The posterior summaries provide estimates for $\beta_0$ and the precision hyperparameter $\theta$. The figures below show the model fit and residual diagnostics.

Observed values versus fitted mean with identity line
Observed values $y_i$ versus fitted mean $\hat{\mu}_i = \text{logit}^{-1}(\hat{\eta}_i)$.
Residuals versus fitted mean
Residuals $y_i - \hat{\mu}_i$ versus fitted mean.

To reproduce these figures locally, download the render_beta_plots.py script and run it alongside the CSV dataset.

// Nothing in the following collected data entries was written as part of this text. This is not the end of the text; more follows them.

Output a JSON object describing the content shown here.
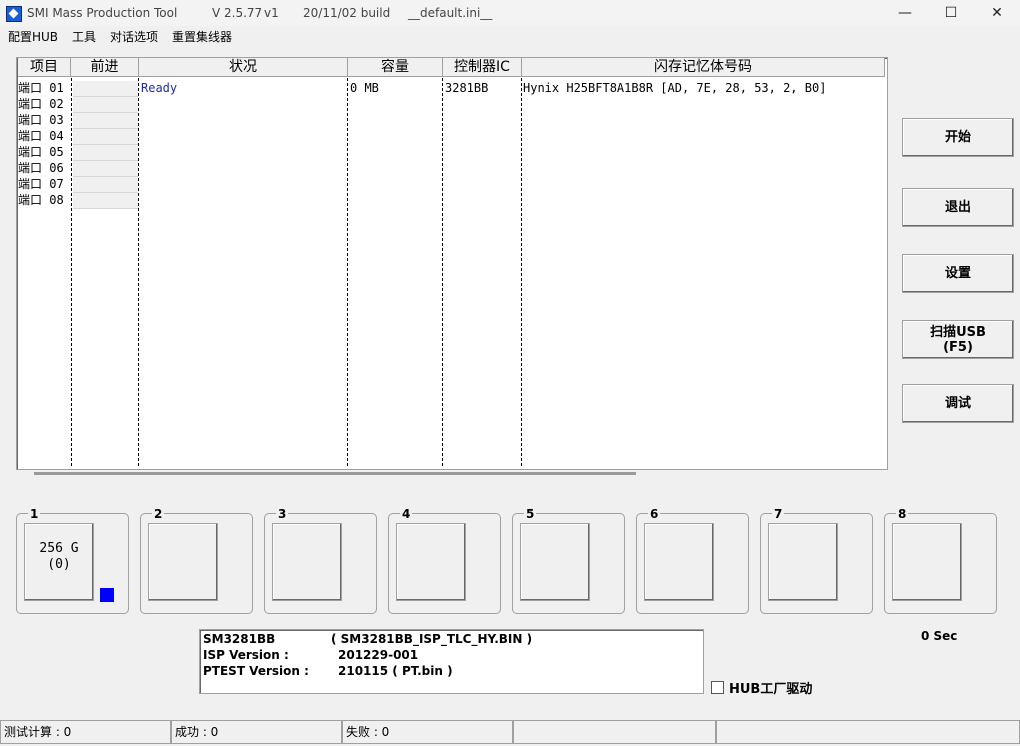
{
  "titlebar": {
    "app_name": "SMI Mass Production Tool",
    "version": "V 2.5.77",
    "variant": "v1",
    "build": "20/11/02 build",
    "config_file": "__default.ini__",
    "minimize": "—",
    "maximize": "☐",
    "close": "✕"
  },
  "menu": [
    "配置HUB",
    "工具",
    "对话选项",
    "重置集线器"
  ],
  "table": {
    "headers": [
      "项目",
      "前进",
      "状况",
      "容量",
      "控制器IC",
      "闪存记忆体号码"
    ],
    "ports": [
      "端口 01",
      "端口 02",
      "端口 03",
      "端口 04",
      "端口 05",
      "端口 06",
      "端口 07",
      "端口 08"
    ],
    "row1": {
      "status": "Ready",
      "capacity": "0 MB",
      "controller": "3281BB",
      "flash": "Hynix H25BFT8A1B8R [AD, 7E, 28, 53, 2, B0]"
    }
  },
  "buttons": {
    "start": "开始",
    "exit": "退出",
    "settings": "设置",
    "scan_line1": "扫描USB",
    "scan_line2": "(F5)",
    "debug": "调试"
  },
  "port_boxes": [
    "1",
    "2",
    "3",
    "4",
    "5",
    "6",
    "7",
    "8"
  ],
  "port1": {
    "capacity": "256 G",
    "count": "(0)",
    "indicator_color": "#0000ff"
  },
  "info": {
    "controller": "SM3281BB",
    "isp_file": "( SM3281BB_ISP_TLC_HY.BIN )",
    "isp_label": "ISP Version :",
    "isp_value": "201229-001",
    "ptest_label": "PTEST Version :",
    "ptest_value": "210115 ( PT.bin )"
  },
  "timer": "0 Sec",
  "hub_driver_label": "HUB工厂驱动",
  "status": {
    "test_count": "测试计算 : 0",
    "success": "成功 : 0",
    "fail": "失败 : 0"
  },
  "colors": {
    "status_text": "#1f2f9f",
    "indicator": "#0000ff"
  }
}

Data Generation (Reference)

For reproducibility, the dataset was simulated from:

$$ z_i \sim \mathcal{N}(0, 0.2), \quad w_i \sim \text{Uniform}(0.25, 0.75), \quad \phi_i = 5 w_i $$

with $\eta_i = 1 + z_i$, $\mu_i = \text{logit}^{-1}(\eta_i)$, $a_i = \mu_i \phi_i$, $b_i = \phi_i(1-\mu_i)$, and $y_i \sim \text{Beta}(a_i, b_i)$.

True parameter values: $\beta_0 = 1$, $\exp(\theta) = 5$.